Hello Everyone and as always a big thanks to everyone for their time and expert insights.
Kind of a silly question as it has never come up before until Windows 10 and the need for WSUS.
We did not traditionally sysprep desktops since unique identifiers changed enough when joining domain and we did not use WSUS so SID issue was not really applicable.
Never had nay problems with W7, but now need to use WSUS (2016) for W10 and aware of SID problems with it.

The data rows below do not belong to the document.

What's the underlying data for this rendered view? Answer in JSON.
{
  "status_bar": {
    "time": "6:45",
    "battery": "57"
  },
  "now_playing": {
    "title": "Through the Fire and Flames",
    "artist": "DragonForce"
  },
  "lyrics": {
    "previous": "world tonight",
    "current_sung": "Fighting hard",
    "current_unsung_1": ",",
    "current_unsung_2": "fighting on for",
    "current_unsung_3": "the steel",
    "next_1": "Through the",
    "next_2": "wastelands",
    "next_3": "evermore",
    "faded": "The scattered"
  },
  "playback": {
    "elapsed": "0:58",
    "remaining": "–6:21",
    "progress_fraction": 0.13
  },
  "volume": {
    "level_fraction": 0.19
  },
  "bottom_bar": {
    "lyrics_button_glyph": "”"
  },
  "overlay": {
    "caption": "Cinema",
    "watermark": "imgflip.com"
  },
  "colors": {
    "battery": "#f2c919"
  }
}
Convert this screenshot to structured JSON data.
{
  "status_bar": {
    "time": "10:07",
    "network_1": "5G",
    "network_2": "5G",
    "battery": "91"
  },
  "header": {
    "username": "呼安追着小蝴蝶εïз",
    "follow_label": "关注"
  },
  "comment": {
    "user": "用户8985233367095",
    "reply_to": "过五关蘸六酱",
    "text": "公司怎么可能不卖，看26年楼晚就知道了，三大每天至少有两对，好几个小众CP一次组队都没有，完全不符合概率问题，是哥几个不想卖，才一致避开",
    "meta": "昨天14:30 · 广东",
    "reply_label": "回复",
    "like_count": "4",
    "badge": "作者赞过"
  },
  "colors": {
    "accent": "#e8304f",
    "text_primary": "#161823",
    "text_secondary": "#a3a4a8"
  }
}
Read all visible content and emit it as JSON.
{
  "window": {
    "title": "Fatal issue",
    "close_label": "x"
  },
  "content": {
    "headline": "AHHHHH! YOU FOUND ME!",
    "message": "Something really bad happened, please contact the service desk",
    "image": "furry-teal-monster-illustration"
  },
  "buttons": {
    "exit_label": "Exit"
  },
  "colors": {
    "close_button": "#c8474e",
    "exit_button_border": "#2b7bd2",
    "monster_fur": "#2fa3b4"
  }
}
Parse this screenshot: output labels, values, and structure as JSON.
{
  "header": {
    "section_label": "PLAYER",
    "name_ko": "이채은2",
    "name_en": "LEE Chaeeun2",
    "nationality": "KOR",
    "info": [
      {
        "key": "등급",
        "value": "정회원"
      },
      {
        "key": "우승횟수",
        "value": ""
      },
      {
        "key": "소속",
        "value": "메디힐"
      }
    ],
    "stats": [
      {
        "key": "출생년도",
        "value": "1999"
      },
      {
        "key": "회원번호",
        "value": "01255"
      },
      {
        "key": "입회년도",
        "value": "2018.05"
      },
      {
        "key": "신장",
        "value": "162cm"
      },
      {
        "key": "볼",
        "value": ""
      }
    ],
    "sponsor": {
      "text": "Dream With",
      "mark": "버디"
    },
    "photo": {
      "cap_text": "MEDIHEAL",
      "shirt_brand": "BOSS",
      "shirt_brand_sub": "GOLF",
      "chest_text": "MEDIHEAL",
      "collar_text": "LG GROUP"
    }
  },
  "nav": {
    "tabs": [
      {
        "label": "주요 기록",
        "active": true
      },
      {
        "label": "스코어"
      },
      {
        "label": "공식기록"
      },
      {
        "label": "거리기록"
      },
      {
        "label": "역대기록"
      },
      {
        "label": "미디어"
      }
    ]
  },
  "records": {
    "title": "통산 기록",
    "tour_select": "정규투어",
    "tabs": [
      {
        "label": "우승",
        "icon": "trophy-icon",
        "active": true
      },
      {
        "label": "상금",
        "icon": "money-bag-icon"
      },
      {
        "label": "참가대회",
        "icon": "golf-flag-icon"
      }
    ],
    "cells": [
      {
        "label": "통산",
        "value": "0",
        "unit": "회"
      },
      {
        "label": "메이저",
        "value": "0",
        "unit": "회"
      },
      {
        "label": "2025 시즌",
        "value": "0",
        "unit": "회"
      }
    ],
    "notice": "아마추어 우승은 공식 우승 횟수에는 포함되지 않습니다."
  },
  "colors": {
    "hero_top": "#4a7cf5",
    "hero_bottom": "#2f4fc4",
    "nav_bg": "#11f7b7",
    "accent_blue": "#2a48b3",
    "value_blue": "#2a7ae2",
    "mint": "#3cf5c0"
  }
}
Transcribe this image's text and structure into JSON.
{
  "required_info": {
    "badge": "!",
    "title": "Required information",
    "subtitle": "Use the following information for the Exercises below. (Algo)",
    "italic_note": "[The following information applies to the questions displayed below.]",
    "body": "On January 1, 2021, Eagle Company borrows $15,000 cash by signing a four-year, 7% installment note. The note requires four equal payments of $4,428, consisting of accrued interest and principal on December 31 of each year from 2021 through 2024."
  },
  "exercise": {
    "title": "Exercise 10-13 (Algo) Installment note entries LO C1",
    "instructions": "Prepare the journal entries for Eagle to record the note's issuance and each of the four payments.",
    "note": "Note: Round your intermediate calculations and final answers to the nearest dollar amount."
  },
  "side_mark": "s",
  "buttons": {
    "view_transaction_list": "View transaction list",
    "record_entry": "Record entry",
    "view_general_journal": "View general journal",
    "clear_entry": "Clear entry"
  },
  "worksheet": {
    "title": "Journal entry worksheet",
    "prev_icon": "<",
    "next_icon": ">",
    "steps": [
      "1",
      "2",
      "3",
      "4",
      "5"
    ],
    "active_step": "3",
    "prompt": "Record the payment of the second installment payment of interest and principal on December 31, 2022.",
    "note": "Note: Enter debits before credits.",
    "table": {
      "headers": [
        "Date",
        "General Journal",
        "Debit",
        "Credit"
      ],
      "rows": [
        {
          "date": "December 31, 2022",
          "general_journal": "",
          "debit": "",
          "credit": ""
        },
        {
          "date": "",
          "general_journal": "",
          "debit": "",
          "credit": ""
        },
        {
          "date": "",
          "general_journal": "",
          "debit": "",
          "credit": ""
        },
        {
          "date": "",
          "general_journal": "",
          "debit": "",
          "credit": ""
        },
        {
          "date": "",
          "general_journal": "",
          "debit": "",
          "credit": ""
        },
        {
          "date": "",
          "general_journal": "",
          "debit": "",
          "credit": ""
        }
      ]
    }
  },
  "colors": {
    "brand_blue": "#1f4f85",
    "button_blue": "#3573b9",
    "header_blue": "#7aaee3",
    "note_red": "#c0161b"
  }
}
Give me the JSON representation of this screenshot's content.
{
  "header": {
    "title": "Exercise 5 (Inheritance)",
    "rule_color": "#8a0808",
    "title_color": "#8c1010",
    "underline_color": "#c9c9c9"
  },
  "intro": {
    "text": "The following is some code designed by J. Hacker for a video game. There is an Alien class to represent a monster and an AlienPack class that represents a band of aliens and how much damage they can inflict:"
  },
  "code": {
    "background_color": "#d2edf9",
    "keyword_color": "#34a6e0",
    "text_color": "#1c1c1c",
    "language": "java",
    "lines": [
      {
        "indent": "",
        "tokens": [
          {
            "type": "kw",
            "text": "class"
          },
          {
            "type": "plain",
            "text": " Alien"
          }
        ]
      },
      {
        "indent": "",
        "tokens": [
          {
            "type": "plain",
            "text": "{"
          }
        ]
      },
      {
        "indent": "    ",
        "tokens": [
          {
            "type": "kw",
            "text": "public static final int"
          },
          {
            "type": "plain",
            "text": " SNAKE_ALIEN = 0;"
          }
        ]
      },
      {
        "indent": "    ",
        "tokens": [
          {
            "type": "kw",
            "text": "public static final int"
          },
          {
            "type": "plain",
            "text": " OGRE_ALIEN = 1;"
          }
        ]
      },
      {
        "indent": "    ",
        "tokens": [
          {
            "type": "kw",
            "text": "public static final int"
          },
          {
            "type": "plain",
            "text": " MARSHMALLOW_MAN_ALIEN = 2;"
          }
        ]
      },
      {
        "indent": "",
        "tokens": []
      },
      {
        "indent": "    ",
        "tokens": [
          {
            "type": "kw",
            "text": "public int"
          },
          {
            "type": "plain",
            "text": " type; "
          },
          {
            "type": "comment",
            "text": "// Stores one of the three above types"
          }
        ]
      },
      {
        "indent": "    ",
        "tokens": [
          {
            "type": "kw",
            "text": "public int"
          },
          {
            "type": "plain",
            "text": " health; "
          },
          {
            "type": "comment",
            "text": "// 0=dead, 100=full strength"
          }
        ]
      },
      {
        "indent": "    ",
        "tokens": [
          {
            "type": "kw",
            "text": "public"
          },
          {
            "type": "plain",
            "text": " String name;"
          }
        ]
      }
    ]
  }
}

I ran a few queries ( ) out of curiosity against W7 computer SIDS and some DC (both 2016 install from ground up, i.e. not a template or clone image) and the SIDS are al different, but only the last two digits and that makes me wonder and worry a bit. Is that normal?
Get-WmiObject -class Win32_UserAccount | Select AccountType, Caption, Domain, SID, FullName, Name | Export-CSV C:\exports\Computerlist.cs
dsquery computer -name "is004109" | dsget computer -SID
Examples in image include 4 x W7 desktops from same image, 4 x W10 desktops from same image and a variety of physical and virtual servers with various roles. Note last 4 digits are different
So does that mean that we do not have a SID duplication issue?
The SID I am displaying was queued from domain bound machines that are in AD!
We do generally not promote machines into a domain before we make an image of them. Servers tend to have the sysprep run with OOBE or are one off servers built from ground up without image.